Le bricoleur de la famille

 

Là où je me précipitais, téléguidé par l'urgence, il prenait son temps, considérait le problème posément.
Là où je me fiais à la solution première évidente, il proposait une autre voie, mettait en valeur un détail apparemment insignifiant qui se révélait primordial et essentiel.
Là où excité par l'achèvement et impatient du résultat, je sautais une étape, il me rappelait la procédure, respectait l'ordre logique de l'opération.
Là où me jugeant trop vite incompétent, je baissais les bras, il faisait fi de l'ignorance et cherchait à comprendre, puisant dans son simple bon sens pour cerner le problème et trouver la solution.

Je le voyais faire. Et je me murmurais en moi- même : mais comment n'y avais-je pas pensé ? Et si l'idée m'avait effleuré comment n'avais-je pas eu l'audace de la mettre en matière ?

L'affaire conclus, la machine réparée, le lino posé, la terrasse terminée, je louais intérieurement cette compétence que j'avais si peu cultivée en formulant un "merci Christian" Mais ce petit mot pouvait-il transcrire la précieuse aide qu'il m'avait apportée ? Comment louer cette alchimie mystérieuse qui permet, non pas de changer le plomb en or, mais l'inachevé, le précaire, le bancal en accompli et solide ou le cassé en état de marche ?

Lui, humble repoussait presque mes remerciements, minimisant la qualité de son aide.
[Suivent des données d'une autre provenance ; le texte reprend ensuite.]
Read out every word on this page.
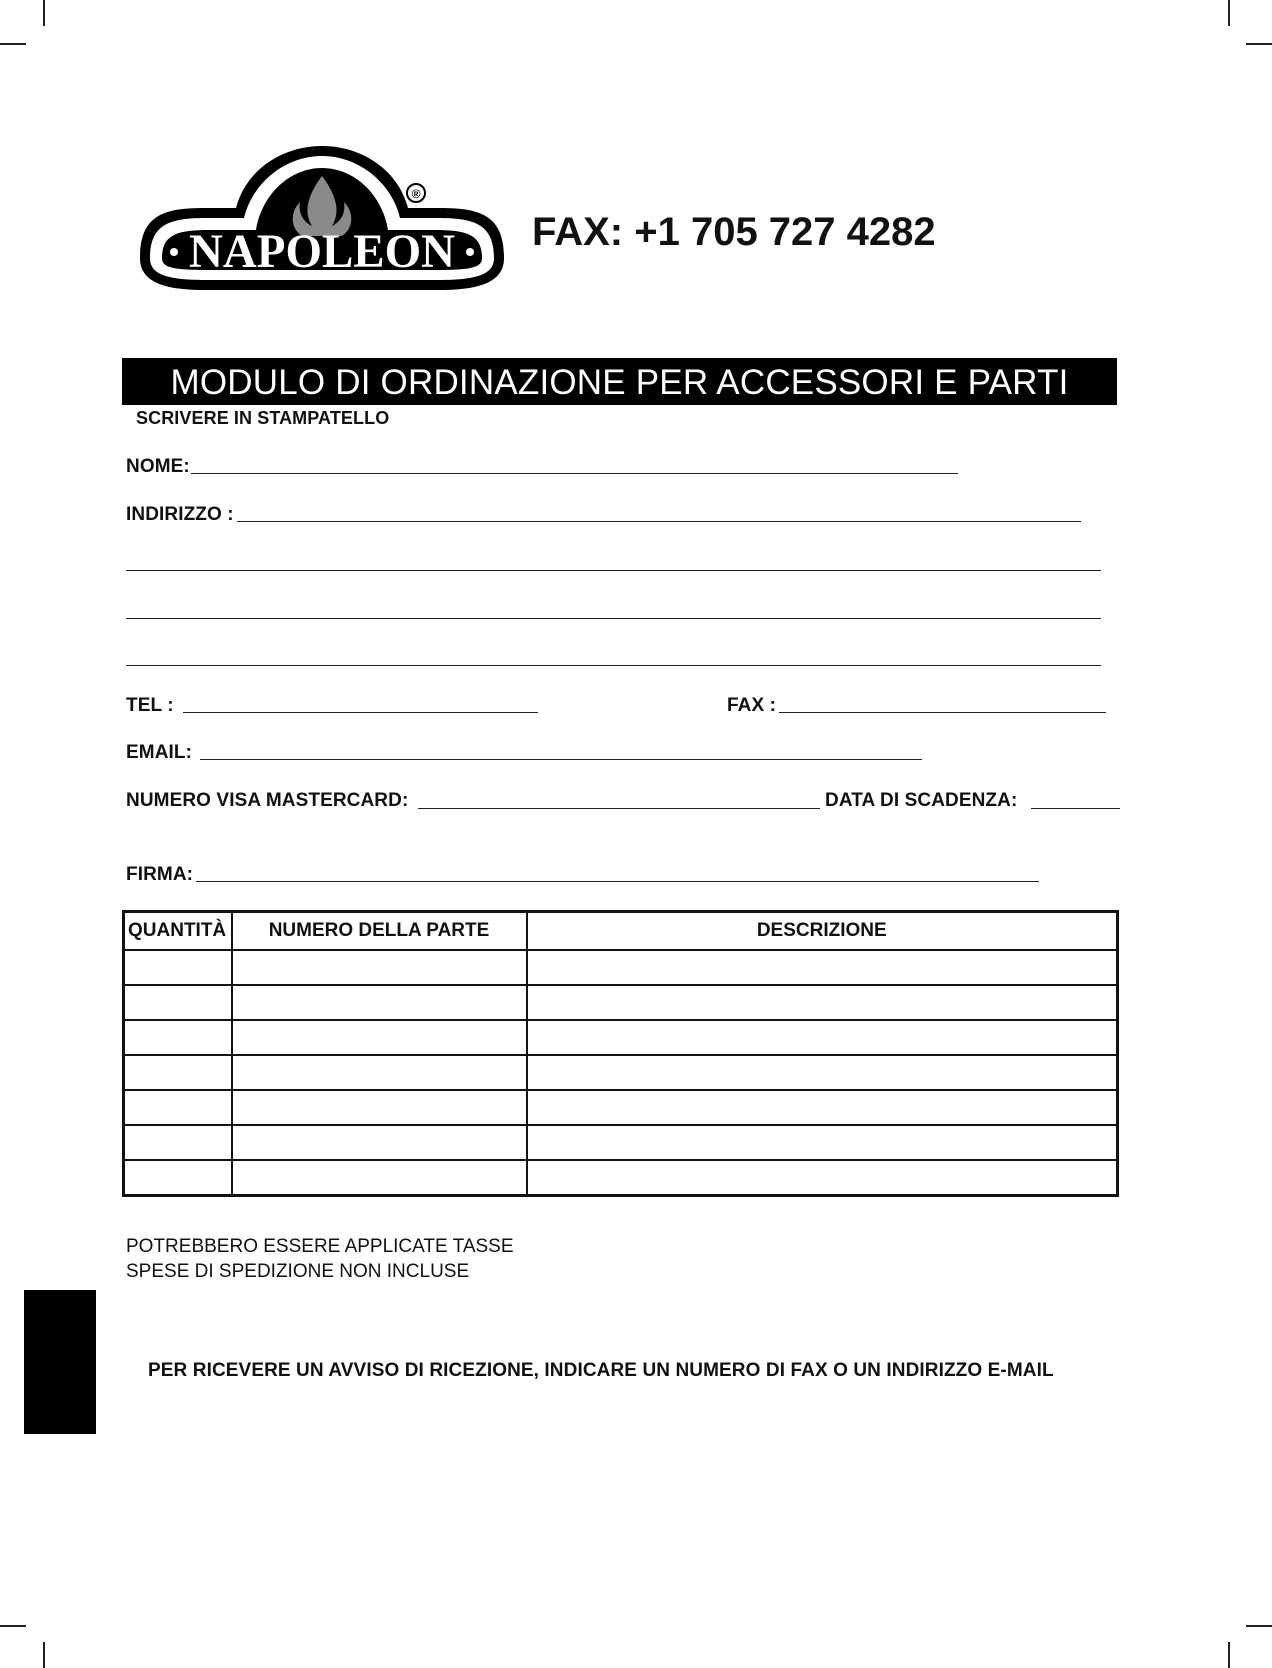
®
NAPOLEON FAX: +1 705 727 4282
MODULO DI ORDINAZIONE PER ACCESSORI E PARTI
SCRIVERE IN STAMPATELLO
NOME:
INDIRIZZO :
TEL :	FAX :
EMAIL:
NUMERO VISA MASTERCARD:	DATA DI SCADENZA:
FIRMA:
QUANTITÀ	NUMERO DELLA PARTE	DESCRIZIONE

POTREBBERO ESSERE APPLICATE TASSE
SPESE DI SPEDIZIONE NON INCLUSE
PER RICEVERE UN AVVISO DI RICEZIONE, INDICARE UN NUMERO DI FAX O UN INDIRIZZO E-MAIL
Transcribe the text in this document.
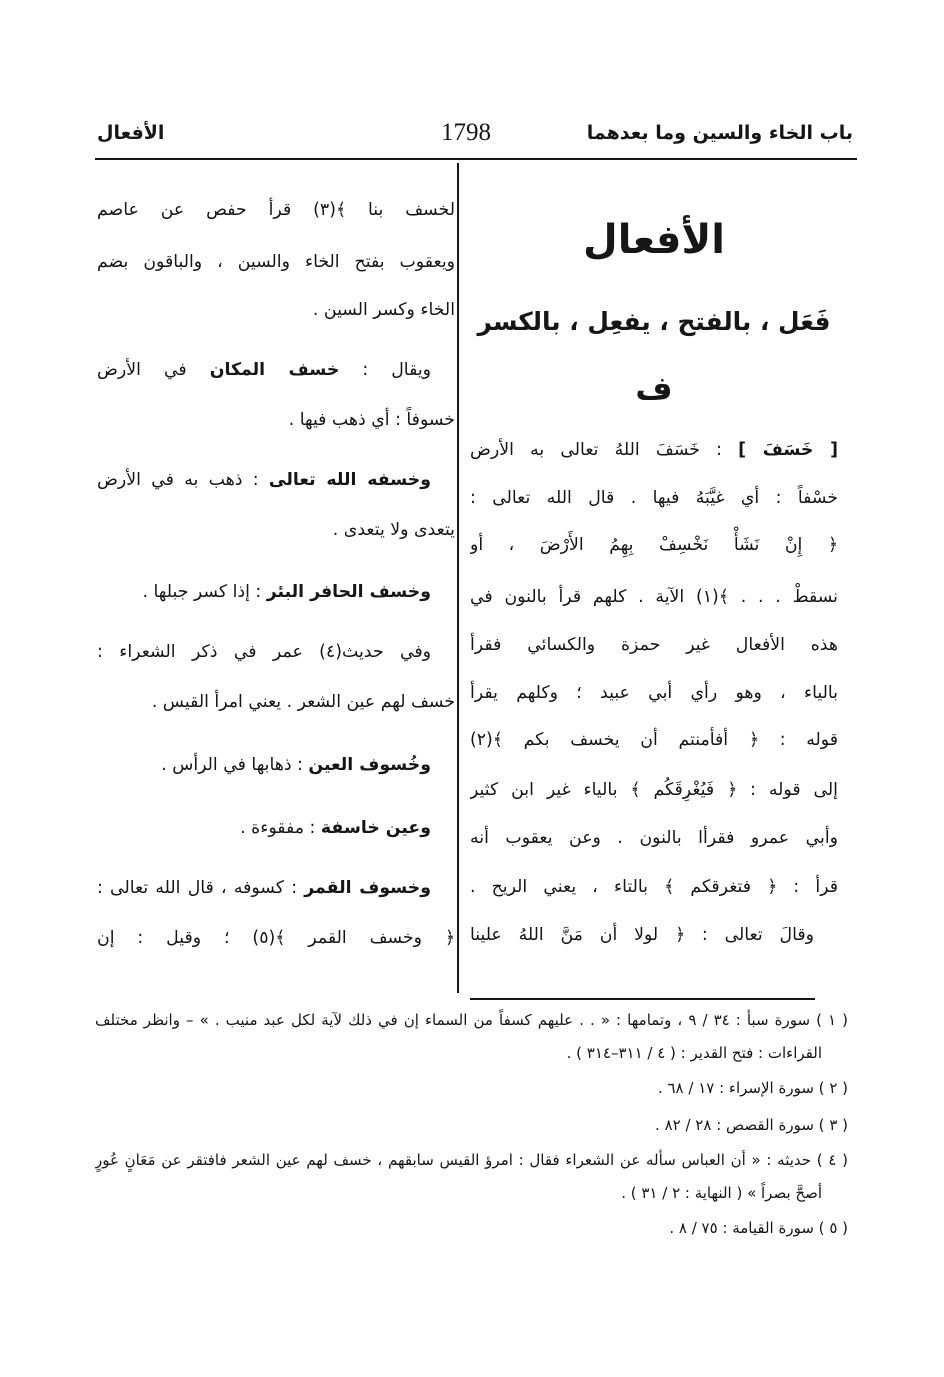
باب الخاء والسين وما بعدهما
1798
الأفعال
الأفعال
فَعَل ، بالفتح ، يفعِل ، بالكسر
ف
[ خَسَفَ ] : خَسَفَ اللهُ تعالى به الأرض
خسْفاً : أي غيَّبَهُ فيها . قال الله تعالى :
﴿ إِنْ نَشَأْ نَخْسِفْ بِهِمُ الأَرْضَ ، أو
نسقطْ . . . ﴾(١) الآية . كلهم قرأ بالنون في
هذه الأفعال غير حمزة والكسائي فقرأ
بالياء ، وهو رأي أبي عبيد ؛ وكلهم يقرأ
قوله : ﴿ أفأمنتم أن يخسف بكم ﴾(٢)
إلى قوله : ﴿ فَيُغْرِقَكُم ﴾ بالياء غير ابن كثير
وأبي عمرو فقرأا بالنون . وعن يعقوب أنه
قرأ : ﴿ فتغرقكم ﴾ بالتاء ، يعني الريح .
وقالَ تعالى : ﴿ لولا أن مَنَّ اللهُ علينا
لخسف بنا ﴾(٣) قرأ حفص عن عاصم
ويعقوب بفتح الخاء والسين ، والباقون بضم
الخاء وكسر السين .
ويقال : خسف المكان في الأرض
خسوفاً : أي ذهب فيها .
وخسفه الله تعالى : ذهب به في الأرض
يتعدى ولا يتعدى .
وخسف الحافر البئر : إذا كسر جبلها .
وفي حديث(٤) عمر في ذكر الشعراء :
خسف لهم عين الشعر . يعني امرأ القيس .
وخُسوف العين : ذهابها في الرأس .
وعين خاسفة : مفقوءة .
وخسوف القمر : كسوفه ، قال الله تعالى :
﴿ وخسف القمر ﴾(٥) ؛ وقيل : إن
( ١ ) سورة سبأ : ٣٤ / ٩ ، وتمامها : « . . عليهم كسفاً من السماء إن في ذلك لآية لكل عبد منيب . » – وانظر مختلف
القراءات : فتح القدير : ( ٤ / ٣١١–٣١٤ ) .
( ٢ ) سورة الإسراء : ١٧ / ٦٨ .
( ٣ ) سورة القصص : ٢٨ / ٨٢ .
( ٤ ) حديثه : « أن العباس سأله عن الشعراء فقال : امرؤ القيس سابقهم ، خسف لهم عين الشعر فافتقر عن مَعَانٍ عُورٍ
أصحَّ بصراً » ( النهاية : ٢ / ٣١ ) .
( ٥ ) سورة القيامة : ٧٥ / ٨ .
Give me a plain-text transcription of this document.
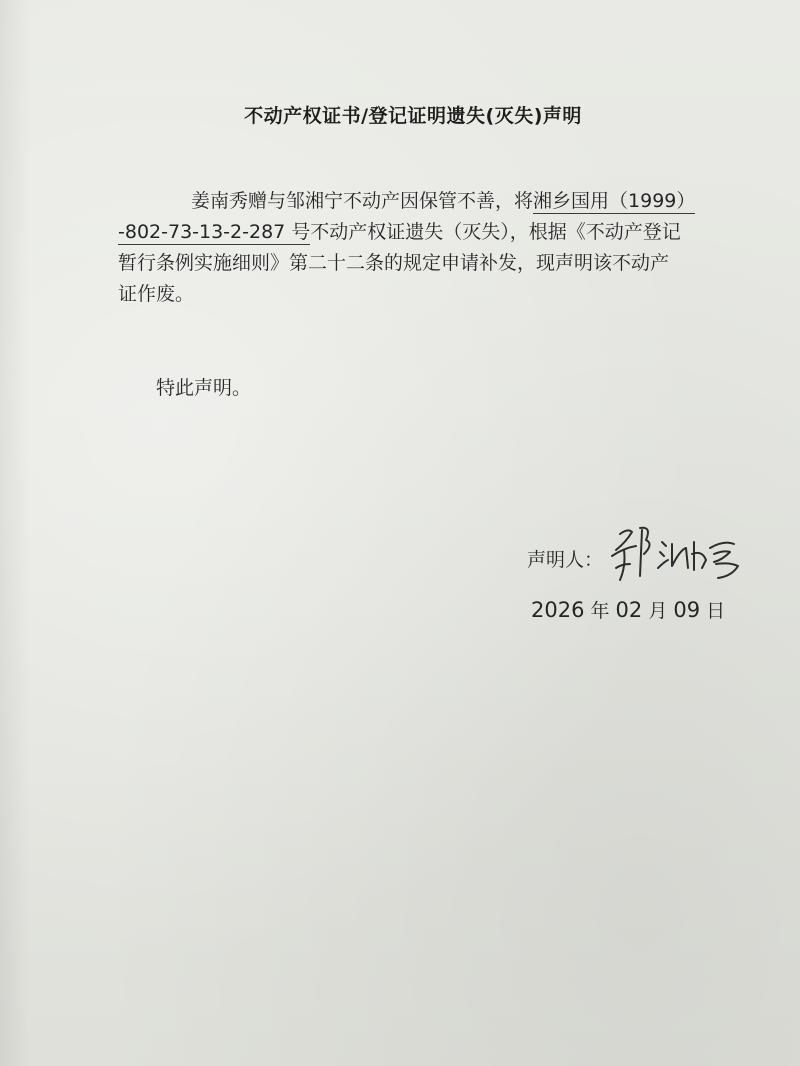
不动产权证书/登记证明遗失(灭失)声明
姜南秀赠与邹湘宁不动产因保管不善，将湘乡国用（1999）
-802-73-13-2-287 号不动产权证遗失（灭失），根据《不动产登记
暂行条例实施细则》第二十二条的规定申请补发，现声明该不动产
证作废。
特此声明。
声明人：
2026 年 02 月 09 日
Il semblait avoir pris du plaisir à dénouer une situation, à résoudre un problème; et cela semblait le combler sans réellement prendre la mesure du rôle essentiel qu'il avait joué.

Alors quand je lis la définition du Robert - bricolage : réparation faite tant bien que mal, travail d'amateur peu soigné - je me dis que le terme n'est pas adapté pour Christian. La langue française est-elle si pauvre au point de ne pas trouver de mot pour qualifier cette qualité ?

J'ai beau chercher. Je ne trouve pas. Il reste donc à inventer un mot pour cerner cette compétence que tu possèdes, Christian qui se rapprocherait en fait d'un état d'esprit singulier, d'un regard juste.